Les gouvernements sont au cœur de cette équation. Pour que l’ensemble de la société passe au net zéro, nous avons besoin que les gouvernements permettent et soutiennent le développement de nouvelles solutions de décarbonation.
L’UE a mis en place des objectifs et des mandats ambitieux, dont nous nous félicitons. Celles-ci clarifient la direction des déplacements dans l’UE et soutiennent les investissements. Nous aimerions que la clarté s’étende au-delà de 2030 pour assurer la certitude des investissements tout au long des années 2030.
Cependant, les objectifs et les mandats ne suffisent pas à eux seuls à inciter les investissements.
Nous avons également besoin de plus de clarté et de flexibilité sur les matières premières qui peuvent être utilisées, le tout dans le cadre de directives de durabilité solides. Diverses options de matières premières durables ainsi qu’un soutien politique spécifique pour l’alimentation en combustibles liquides et les combustibles carbonés recyclés permettraient de fixer des objectifs à long terme, d’assurer la certitude des investissements pour les carburants synthétiques et de développer des chaînes d’approvisionnement solides en matières premières.
Les investissements dans les nouvelles technologies, telles que la technologie IH2 de Shell, Power to Liquids et Waste to Jet, pour n’en citer que quelques-unes, nécessitent également d’importants investissements en capital, car les premiers projets, en particulier, comporteront un risque technologique. Le soutien des gouvernements à l’avancement de ces technologies peut jouer un rôle important dans les entreprises qui investissent dans celles-ci.
Merci pour votre temps, Sinead, et pour votre compréhension de ce que signifient les biocarburants pour Shell. Qu’est-ce qui vous motive dans ce rôle et quel est votre espoir pour l’avenir ?

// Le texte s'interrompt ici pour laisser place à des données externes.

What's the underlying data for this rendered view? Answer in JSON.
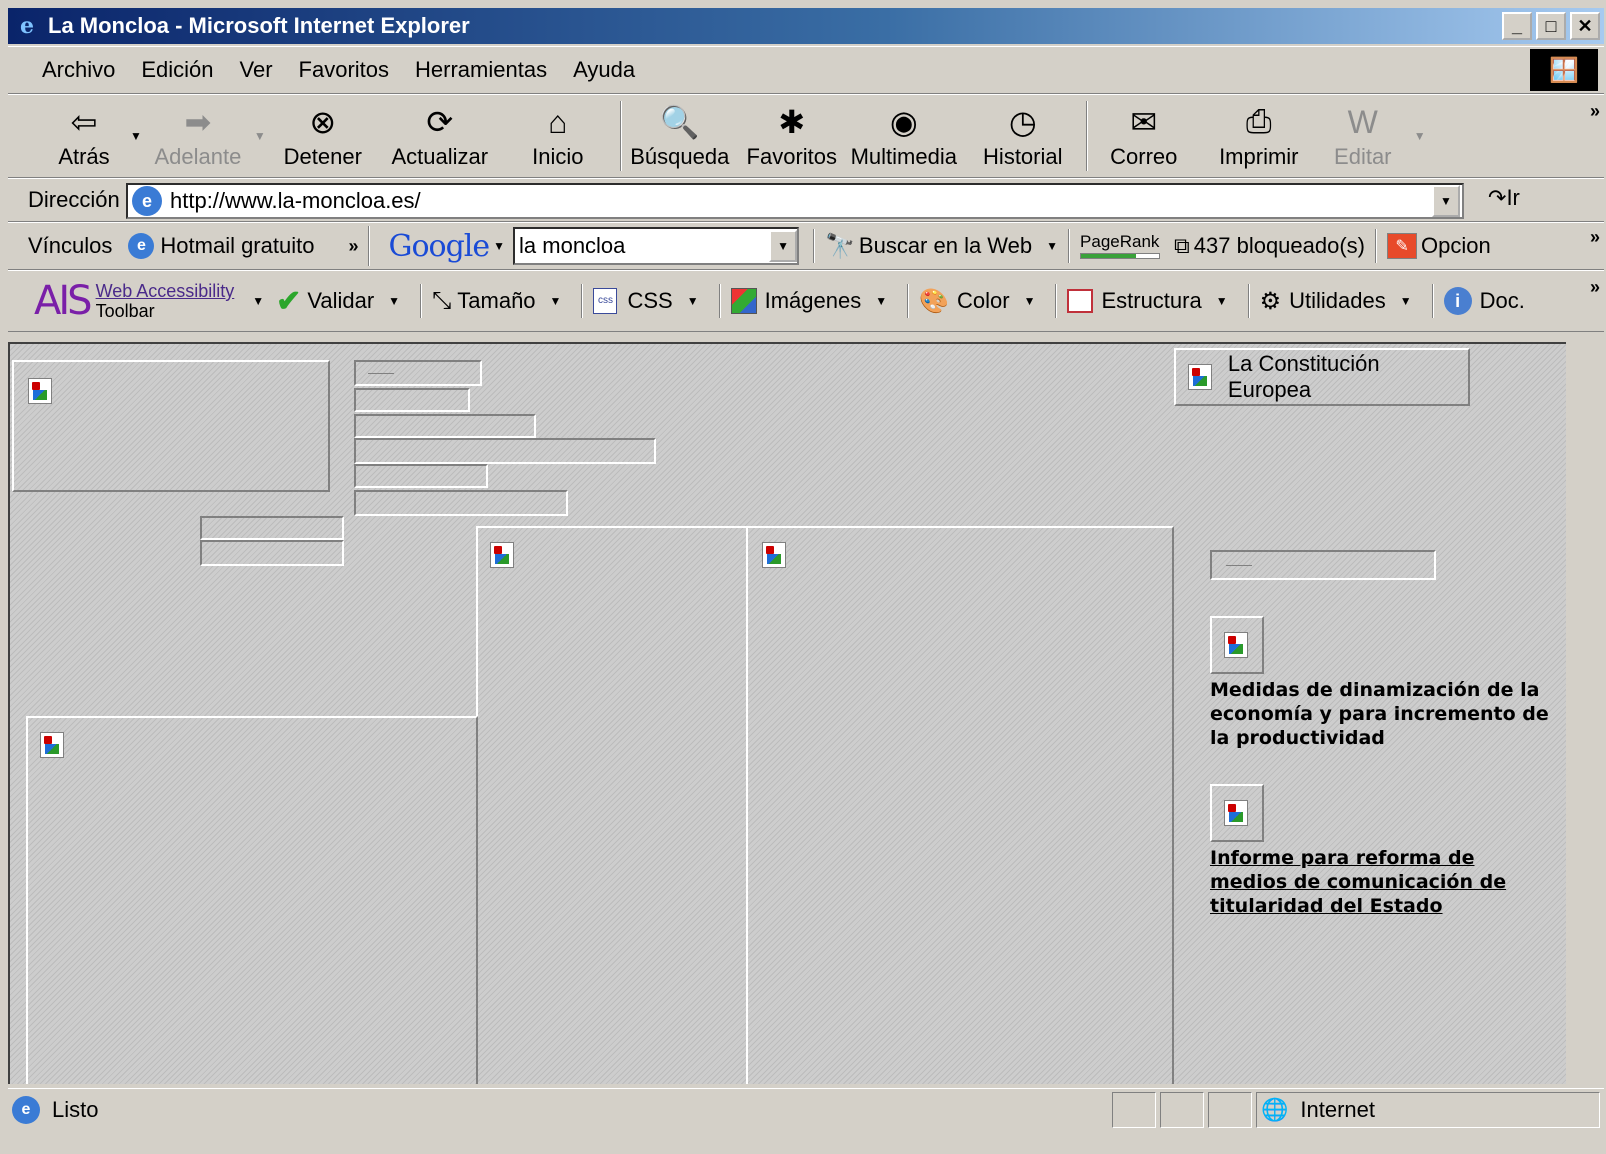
{
  "window": {
    "title": "La Moncloa - Microsoft Internet Explorer",
    "buttons": {
      "minimize": "_",
      "maximize": "□",
      "close": "✕"
    }
  },
  "menu": [
    "Archivo",
    "Edición",
    "Ver",
    "Favoritos",
    "Herramientas",
    "Ayuda"
  ],
  "toolbar": {
    "back": "Atrás",
    "forward": "Adelante",
    "stop": "Detener",
    "refresh": "Actualizar",
    "home": "Inicio",
    "search": "Búsqueda",
    "favorites": "Favoritos",
    "media": "Multimedia",
    "history": "Historial",
    "mail": "Correo",
    "print": "Imprimir",
    "edit": "Editar"
  },
  "address": {
    "label": "Dirección",
    "url": "http://www.la-moncloa.es/",
    "go": "Ir"
  },
  "links": {
    "label": "Vínculos",
    "hotmail": "Hotmail gratuito"
  },
  "google": {
    "logo": "Google",
    "query": "la moncloa",
    "search_web": "Buscar en la Web",
    "pagerank": "PageRank",
    "popups_blocked": "437 bloqueado(s)",
    "options": "Opcion"
  },
  "ais": {
    "logo": "AIS",
    "name_line1": "Web Accessibility",
    "name_line2": "Toolbar",
    "validate": "Validar",
    "size": "Tamaño",
    "css": "CSS",
    "images": "Imágenes",
    "color": "Color",
    "structure": "Estructura",
    "utilities": "Utilidades",
    "doc": "Doc."
  },
  "content": {
    "constitution": "La Constitución Europea",
    "news1": "Medidas de dinamización de la economía y para incremento de la productividad",
    "news2": "Informe para reforma de medios de comunicación de titularidad del Estado"
  },
  "status": {
    "text": "Listo",
    "zone": "Internet"
  },
  "colors": {
    "titlebar_start": "#0a246a",
    "titlebar_end": "#a6caf0",
    "chrome": "#d4d0c8"
  }
}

Je crois que nous devrions toujours commencer par le « pourquoi », pourquoi vous (en tant que professionnel et personne) faites ce que vous faites et pourquoi c’est important. Une fois que cela est clair, cela définit le cadre de tout ce que vous faites. J’ai choisi de faire ce que je fais parce que je crois que ce que je fais chez Shell peut faire une réelle différence dans la lutte contre le changement climatique et c’est très important pour moi. Je sais aussi que je suis entouré de personnes réfléchies, chez Shell et chez nos partenaires, avec des valeurs fortes et de grands comportements qui ont ce même sens de croyance et de but.
Les biocarburants durables, les biocarburants avancés et les carburants synthétiques ont un rôle important à jouer pour aider la société à atteindre le zéro net. Je suis ravi de jouer mon rôle là-dedans.